Everything in football is constructed on there being one answer to this question. It is the answer we would all give, when asked, something we have learned by rote from a young age. It even comes in a ready-made, prepackaged, accepted form. Its beat is soothing, familiar, comfortable:

"Put the ball in the back of the net."

This counts as an article of faith for many, for most, of us who love football. If ever all of the truisms that swirl around the sport were gathered and codified into some form of credo, it would be up there competing for the top spot.

It would be the first commandment, above even Thou Shalt Not Dive and Nobody Wants To See A Red Card. We all believe it to be absolutely true: Thou Shalt Know The Hardest Thing To Do Is Put The Ball In The Back Of The Net.

Its importance is not just theoretical. It has a very practical significance, a huge, telling influence over almost every aspect of the game all over the world.
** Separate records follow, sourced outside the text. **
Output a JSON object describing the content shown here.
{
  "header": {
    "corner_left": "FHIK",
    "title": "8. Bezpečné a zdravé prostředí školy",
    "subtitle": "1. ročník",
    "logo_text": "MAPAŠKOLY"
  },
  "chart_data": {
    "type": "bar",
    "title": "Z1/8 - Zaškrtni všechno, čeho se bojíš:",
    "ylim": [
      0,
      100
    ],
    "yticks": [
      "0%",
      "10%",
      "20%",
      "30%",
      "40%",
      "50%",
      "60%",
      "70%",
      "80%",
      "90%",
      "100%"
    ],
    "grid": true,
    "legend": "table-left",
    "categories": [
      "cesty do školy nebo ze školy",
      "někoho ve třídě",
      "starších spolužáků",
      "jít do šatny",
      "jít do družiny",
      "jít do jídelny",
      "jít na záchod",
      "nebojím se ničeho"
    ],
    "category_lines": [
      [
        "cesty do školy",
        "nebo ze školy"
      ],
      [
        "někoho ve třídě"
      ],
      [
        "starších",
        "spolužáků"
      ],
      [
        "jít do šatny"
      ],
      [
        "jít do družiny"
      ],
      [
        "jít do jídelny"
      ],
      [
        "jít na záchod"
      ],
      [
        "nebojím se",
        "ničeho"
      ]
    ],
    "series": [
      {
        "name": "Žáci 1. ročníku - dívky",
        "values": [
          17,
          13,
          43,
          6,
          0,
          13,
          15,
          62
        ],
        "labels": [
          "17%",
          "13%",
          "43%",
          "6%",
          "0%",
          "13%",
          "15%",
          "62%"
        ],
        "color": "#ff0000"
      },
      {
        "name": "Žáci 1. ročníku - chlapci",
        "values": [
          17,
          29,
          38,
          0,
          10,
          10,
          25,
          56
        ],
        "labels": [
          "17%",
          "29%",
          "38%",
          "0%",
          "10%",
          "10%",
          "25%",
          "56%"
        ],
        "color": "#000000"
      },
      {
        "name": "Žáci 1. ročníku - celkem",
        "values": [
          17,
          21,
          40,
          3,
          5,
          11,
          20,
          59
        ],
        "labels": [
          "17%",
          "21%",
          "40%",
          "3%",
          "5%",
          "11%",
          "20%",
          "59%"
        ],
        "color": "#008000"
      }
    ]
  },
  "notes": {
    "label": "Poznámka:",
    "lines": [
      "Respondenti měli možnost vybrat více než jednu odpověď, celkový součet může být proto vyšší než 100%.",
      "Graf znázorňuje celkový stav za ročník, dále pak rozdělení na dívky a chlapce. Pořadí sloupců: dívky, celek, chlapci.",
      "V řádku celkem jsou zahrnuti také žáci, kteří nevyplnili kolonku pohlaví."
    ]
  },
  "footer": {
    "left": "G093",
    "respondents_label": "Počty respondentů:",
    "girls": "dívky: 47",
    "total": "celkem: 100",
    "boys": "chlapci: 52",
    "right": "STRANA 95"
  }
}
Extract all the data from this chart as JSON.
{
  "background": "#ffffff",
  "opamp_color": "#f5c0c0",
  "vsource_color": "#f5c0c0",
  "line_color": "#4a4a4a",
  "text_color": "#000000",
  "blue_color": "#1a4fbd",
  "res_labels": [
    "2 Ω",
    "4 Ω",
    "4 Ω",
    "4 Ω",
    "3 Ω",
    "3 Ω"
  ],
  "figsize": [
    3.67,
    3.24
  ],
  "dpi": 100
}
Individual prizes -- player of the year awards, the Ballon D'Or -- are given to those who score the most goals, or at least to those who have the capacity to score a considerable number of goals.

It is strikers who attract the most lavish, most exorbitant transfer fees and always have, right back to the days of Alf Common, a prolific scorer in the early years of the 20th century who is famous for having been the first player to be transferred for 1,000 pounds.

It is strikers, as Paul Tomkins and Graeme Riley showed in "Pay As You Play," who have always been given the bumper wages, paid on average half as much again as their defensive colleagues.

It is strikers who are turned to in days of desperation; witness all of those sides battling relegation in the Premier League who spend the last few hours of the transfer window chasing a handful of forwards on the grounds that what they need, what they really need, is goals, even if their defences have been so bad that bringing in a Labrador would have been a considerable improvement.